Laundering cash and rugby shirts
Ozark, series 1 10 episodes, Available from Friday
It’s been four years now since Breaking Bad finished on Netflix and though the streaming service has flourished in the meantime no crime drama has quite matched Vince Gilligan’s creation for interest and hype. Narcos got somewhat close. Better Call Saul has tided us over. But now with Ozark we have a series which mimics a lot of the plot arcs of Breaking Bad, but with even more depravity and violence in the descent of the central character. That would be Marty Byrde (Jason Bateman), a Chicago financial adviser and secret money launderer for a Mexican drug cartel, who — for reasons unfathomable — decides to make off with stupendous stacks of the criminal organisation’s money. Consequently, Marty goes into hiding in a scenic mountain area with his wife Wendy (the always stupendously good Laura Linney) and teenage children Charlotte and Jonah. However, the cash-stashing city slicker family aren’t exactly a discreet presence and, amidst obvious culture clashes, trouble manifests that puts Marty’s family in the crosshairs of some very dangerous people. It’s not as good as the series to which it obviously doffs its cap — primarily because it can’t resist getting too dramatic too quickly. But it is well written and the performances — especially from Linney and Bateman — are special.

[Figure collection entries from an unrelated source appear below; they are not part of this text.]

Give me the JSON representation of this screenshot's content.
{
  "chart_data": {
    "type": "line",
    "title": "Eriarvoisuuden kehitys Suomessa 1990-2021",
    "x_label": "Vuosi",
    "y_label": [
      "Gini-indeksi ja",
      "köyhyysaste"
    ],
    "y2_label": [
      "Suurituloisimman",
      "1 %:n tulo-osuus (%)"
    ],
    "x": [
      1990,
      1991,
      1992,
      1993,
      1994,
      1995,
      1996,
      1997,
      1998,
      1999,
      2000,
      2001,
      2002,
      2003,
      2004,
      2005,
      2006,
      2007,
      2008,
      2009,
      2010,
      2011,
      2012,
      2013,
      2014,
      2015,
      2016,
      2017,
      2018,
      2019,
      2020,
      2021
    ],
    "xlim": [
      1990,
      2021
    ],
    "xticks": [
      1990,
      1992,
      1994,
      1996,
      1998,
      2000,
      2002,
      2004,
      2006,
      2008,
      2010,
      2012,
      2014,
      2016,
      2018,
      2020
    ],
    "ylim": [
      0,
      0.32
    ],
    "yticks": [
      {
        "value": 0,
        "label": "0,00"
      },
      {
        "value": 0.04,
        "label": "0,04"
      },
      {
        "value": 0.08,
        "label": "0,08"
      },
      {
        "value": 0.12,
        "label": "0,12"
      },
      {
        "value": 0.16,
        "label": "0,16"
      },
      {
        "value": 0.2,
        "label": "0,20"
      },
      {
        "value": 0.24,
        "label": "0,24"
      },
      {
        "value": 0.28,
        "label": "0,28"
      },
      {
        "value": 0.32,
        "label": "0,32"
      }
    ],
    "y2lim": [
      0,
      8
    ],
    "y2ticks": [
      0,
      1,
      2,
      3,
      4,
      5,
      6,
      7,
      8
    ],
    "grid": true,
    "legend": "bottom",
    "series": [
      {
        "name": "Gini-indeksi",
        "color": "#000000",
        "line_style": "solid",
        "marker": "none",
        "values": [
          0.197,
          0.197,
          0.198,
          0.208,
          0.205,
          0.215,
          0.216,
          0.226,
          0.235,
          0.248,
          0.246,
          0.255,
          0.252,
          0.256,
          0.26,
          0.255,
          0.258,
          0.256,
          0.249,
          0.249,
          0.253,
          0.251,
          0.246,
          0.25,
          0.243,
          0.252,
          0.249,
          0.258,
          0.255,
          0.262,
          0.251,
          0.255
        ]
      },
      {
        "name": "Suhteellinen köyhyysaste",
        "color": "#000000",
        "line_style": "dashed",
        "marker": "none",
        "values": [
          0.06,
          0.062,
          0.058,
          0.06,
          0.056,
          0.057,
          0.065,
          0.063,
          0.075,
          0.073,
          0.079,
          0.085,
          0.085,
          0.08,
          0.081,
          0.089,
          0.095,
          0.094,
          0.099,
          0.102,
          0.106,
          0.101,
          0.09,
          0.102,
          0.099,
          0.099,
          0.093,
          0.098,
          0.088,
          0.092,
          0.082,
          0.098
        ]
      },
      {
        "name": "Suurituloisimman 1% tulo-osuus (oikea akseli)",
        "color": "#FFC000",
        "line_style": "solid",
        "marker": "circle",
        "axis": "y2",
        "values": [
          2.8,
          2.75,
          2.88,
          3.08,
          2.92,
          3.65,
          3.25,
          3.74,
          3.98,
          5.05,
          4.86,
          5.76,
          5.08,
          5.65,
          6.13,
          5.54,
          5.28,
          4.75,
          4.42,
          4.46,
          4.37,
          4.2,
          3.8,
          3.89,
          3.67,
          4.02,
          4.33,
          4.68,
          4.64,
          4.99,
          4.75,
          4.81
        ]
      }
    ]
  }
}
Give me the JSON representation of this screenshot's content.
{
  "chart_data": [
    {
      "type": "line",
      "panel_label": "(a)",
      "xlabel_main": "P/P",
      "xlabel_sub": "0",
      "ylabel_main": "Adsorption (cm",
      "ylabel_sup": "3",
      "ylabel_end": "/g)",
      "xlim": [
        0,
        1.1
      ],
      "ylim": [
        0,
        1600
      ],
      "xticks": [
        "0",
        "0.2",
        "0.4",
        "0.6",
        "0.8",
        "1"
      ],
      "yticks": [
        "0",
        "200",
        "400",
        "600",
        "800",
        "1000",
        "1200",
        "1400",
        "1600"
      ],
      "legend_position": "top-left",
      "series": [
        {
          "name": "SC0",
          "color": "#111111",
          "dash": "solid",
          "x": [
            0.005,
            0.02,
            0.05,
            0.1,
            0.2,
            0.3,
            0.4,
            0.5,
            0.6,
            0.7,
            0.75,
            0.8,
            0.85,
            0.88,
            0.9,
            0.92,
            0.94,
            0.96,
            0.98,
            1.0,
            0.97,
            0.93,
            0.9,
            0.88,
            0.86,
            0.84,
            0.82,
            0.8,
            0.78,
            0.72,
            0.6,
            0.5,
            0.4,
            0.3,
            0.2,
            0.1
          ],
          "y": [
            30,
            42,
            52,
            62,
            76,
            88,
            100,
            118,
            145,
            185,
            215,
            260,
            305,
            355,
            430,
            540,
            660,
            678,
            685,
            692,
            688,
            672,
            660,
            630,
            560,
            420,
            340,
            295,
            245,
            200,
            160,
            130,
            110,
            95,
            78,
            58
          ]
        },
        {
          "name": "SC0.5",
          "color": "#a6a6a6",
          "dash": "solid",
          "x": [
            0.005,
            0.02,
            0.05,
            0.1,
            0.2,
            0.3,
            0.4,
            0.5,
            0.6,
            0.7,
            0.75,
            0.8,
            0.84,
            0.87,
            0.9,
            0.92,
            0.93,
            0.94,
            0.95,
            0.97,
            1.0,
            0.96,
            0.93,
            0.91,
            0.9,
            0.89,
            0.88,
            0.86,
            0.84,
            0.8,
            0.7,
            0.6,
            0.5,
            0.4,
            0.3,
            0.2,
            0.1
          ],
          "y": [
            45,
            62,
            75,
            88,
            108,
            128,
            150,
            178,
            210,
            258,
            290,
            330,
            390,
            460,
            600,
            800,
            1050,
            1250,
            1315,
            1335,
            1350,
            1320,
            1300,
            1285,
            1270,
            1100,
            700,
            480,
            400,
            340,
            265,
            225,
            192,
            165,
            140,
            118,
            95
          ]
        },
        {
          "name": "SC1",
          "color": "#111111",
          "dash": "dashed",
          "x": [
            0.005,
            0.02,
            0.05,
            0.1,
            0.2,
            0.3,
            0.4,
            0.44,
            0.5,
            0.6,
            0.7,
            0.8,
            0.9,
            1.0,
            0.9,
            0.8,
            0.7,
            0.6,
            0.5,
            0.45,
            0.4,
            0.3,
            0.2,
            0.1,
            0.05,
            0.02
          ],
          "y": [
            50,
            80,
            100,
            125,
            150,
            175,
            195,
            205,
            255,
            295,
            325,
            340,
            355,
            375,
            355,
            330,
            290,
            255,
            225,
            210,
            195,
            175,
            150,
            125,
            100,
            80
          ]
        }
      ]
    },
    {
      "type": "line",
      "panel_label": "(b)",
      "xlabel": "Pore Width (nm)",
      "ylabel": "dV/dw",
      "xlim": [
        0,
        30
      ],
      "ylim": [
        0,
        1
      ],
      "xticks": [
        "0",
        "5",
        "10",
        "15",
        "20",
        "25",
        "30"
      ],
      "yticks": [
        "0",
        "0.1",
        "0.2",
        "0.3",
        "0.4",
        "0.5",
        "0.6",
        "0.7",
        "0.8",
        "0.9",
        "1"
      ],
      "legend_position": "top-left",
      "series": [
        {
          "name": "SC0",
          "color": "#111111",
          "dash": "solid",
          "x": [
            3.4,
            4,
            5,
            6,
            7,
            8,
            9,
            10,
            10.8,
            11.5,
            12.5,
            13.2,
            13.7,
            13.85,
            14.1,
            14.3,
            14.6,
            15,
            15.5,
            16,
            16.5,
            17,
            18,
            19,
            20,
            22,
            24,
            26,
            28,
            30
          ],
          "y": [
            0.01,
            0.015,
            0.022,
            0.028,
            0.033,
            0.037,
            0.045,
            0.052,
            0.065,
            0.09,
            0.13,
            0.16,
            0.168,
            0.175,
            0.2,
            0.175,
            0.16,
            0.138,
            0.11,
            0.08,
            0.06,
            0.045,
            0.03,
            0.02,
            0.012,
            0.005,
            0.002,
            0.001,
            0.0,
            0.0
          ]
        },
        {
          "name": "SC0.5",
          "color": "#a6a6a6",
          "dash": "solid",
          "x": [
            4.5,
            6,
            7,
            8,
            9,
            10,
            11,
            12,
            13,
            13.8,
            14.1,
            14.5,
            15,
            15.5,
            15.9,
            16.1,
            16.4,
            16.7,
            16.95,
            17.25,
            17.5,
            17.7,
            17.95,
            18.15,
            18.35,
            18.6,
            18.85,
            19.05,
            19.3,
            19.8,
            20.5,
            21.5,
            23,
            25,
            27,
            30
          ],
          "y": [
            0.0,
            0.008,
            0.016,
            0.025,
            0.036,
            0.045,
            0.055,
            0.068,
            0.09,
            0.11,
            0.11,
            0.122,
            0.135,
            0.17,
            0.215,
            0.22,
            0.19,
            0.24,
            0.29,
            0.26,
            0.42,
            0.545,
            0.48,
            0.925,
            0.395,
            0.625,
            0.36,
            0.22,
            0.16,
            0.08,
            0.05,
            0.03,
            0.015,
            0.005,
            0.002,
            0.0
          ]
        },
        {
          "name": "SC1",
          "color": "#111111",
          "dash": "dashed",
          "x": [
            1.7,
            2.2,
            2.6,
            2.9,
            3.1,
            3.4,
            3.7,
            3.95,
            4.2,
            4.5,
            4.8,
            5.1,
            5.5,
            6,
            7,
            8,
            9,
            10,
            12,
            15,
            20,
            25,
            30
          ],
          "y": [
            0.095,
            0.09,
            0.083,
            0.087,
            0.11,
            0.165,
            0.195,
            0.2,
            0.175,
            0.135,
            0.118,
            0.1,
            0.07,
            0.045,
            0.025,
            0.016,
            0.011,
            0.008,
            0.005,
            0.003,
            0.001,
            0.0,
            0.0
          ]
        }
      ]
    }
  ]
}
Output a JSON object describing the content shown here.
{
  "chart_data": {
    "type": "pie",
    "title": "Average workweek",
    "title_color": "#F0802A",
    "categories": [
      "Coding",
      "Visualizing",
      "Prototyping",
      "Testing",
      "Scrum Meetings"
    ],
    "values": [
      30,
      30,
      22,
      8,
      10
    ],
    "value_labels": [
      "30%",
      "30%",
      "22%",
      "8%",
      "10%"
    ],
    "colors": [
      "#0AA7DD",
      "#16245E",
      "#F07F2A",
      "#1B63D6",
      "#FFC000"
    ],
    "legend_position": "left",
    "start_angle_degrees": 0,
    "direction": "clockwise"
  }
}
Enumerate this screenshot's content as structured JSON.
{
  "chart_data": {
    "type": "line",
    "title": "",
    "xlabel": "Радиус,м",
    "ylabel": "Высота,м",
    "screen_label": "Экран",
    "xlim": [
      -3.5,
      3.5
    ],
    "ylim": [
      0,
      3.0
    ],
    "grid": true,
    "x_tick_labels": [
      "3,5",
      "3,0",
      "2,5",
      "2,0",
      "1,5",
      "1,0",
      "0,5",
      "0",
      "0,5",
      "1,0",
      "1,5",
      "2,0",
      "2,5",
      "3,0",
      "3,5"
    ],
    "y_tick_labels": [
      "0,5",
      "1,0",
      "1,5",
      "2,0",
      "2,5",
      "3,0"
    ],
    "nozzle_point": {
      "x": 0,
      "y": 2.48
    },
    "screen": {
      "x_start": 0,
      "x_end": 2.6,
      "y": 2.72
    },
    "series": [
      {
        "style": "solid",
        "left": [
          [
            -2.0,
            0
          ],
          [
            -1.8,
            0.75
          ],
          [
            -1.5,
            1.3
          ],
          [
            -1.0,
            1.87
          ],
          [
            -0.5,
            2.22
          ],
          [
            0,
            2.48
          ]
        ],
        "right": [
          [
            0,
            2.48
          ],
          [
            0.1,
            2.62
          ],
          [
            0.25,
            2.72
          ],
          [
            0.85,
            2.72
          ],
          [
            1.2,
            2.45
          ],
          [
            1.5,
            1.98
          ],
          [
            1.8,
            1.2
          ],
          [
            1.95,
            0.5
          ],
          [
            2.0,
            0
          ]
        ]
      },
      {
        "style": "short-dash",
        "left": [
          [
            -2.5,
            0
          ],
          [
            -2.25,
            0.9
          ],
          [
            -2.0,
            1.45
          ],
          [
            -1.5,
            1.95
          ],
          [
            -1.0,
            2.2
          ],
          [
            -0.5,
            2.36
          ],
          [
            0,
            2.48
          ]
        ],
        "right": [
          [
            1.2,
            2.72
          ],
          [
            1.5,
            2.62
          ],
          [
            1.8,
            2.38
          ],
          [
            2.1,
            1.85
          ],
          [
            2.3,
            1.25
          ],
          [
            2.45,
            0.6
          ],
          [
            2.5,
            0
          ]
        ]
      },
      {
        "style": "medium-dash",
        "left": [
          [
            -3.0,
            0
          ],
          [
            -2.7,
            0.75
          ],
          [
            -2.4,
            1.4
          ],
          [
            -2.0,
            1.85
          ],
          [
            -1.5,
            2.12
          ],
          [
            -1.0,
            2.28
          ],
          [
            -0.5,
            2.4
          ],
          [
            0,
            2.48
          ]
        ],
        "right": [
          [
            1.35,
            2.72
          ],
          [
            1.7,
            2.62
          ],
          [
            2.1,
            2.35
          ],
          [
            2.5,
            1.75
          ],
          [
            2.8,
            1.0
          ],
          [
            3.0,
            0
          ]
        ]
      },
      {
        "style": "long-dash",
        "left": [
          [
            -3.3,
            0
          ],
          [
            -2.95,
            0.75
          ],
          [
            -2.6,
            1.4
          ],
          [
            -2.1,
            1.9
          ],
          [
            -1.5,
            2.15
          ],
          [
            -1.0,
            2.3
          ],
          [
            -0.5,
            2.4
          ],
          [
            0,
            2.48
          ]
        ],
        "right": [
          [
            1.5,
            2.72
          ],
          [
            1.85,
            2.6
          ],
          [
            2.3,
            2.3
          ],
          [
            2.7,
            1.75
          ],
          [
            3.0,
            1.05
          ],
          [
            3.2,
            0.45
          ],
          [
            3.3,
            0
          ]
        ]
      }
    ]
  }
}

Handsome Devil Available from Friday
As a Smiths-loving gay boy who went to a southside Dublin rugby school, I was fully prepared to completely loathe Handsome Devil for being a glamorisation of my own lived experience. In truth it’s a slightly formulaic but still feelgood coming-of-age film, in which two outsiders learn to be true to themselves. Unable to convince his widowed father (Ardal O’Hanlon) and frosty stepmother (Amy Huberman) that a boarding school where rugby is a religion is the wrong place for him, Ned Roche (Fionn O’Shea) braces himself for another term of boredom and teasing, much of it at the hands of his “tormentor in chief,” bully (Ruairi O’Connor). Ned is into David Bowie and is of ambiguous sexuality which makes everything more difficult and when a hot exchange student is assigned to be his dorm mate he fears the worst — the guy is a rugby player and they have always been the enemy for Ned. But the rugby player has his own issues and the two boys are drawn together.
Overall it’s not a patch on the mischievous Smiths song which gives it its name but some of the details are spot on (especially the essay competition) and this is at times a moving little film. Netflix has brought it to the small screen with blinding speed.
The Breakfast Club Available from Friday
If Handsome Devil was at times a little less than real, The Breakfast Club — another celluloid Bildungsroman — seldom comes close to anything anyone who grew up in Ireland will have experienced as a teenager. But that doesn’t mean it’s not a classic of the coming-of-age genre. John Hughes directs the story which centres on five different, yet representative, high school types: a brain, an athlete, a basket case, a princess and a criminal. In short, they have nothing in common other than their plight and a mutual aversion to their supercilious and bullying principal, who is supervising their detention. At the time this was seen as a brave departure from other youth movies. Now we rightly regard it as a bit pat but it is still important because of its central place in 1980s pop culture and because it introduced the idea of older people playing teenagers, which we’d need for 90210 and any number of other American dramas.
The Blair Witch Project Available from Friday
Working with a minuscule budget of less than $25,000, Daniel Myrick and Eduardo Sanchez wrote, directed, and edited one of the most successful independent movies ever made. It’s sort of hard to see it with fresh eyes now, having been subjected to the endless parodies, but the horror chills do cut through the marketing buzz here and there, and there are reasons this found footage masterpiece made such a big splash. An opening caption tells us that three wannabe filmmakers disappeared in 1994 in the Black Hills Forest of Maryland and that all that was ever found of them were several cans of film, which have been edited together into the documentary we are being shown. The dialogue is believable, the shaky camera is disorienting and the whole effect is still scary to this day — it’s a lesson in how little is needed to make real horror.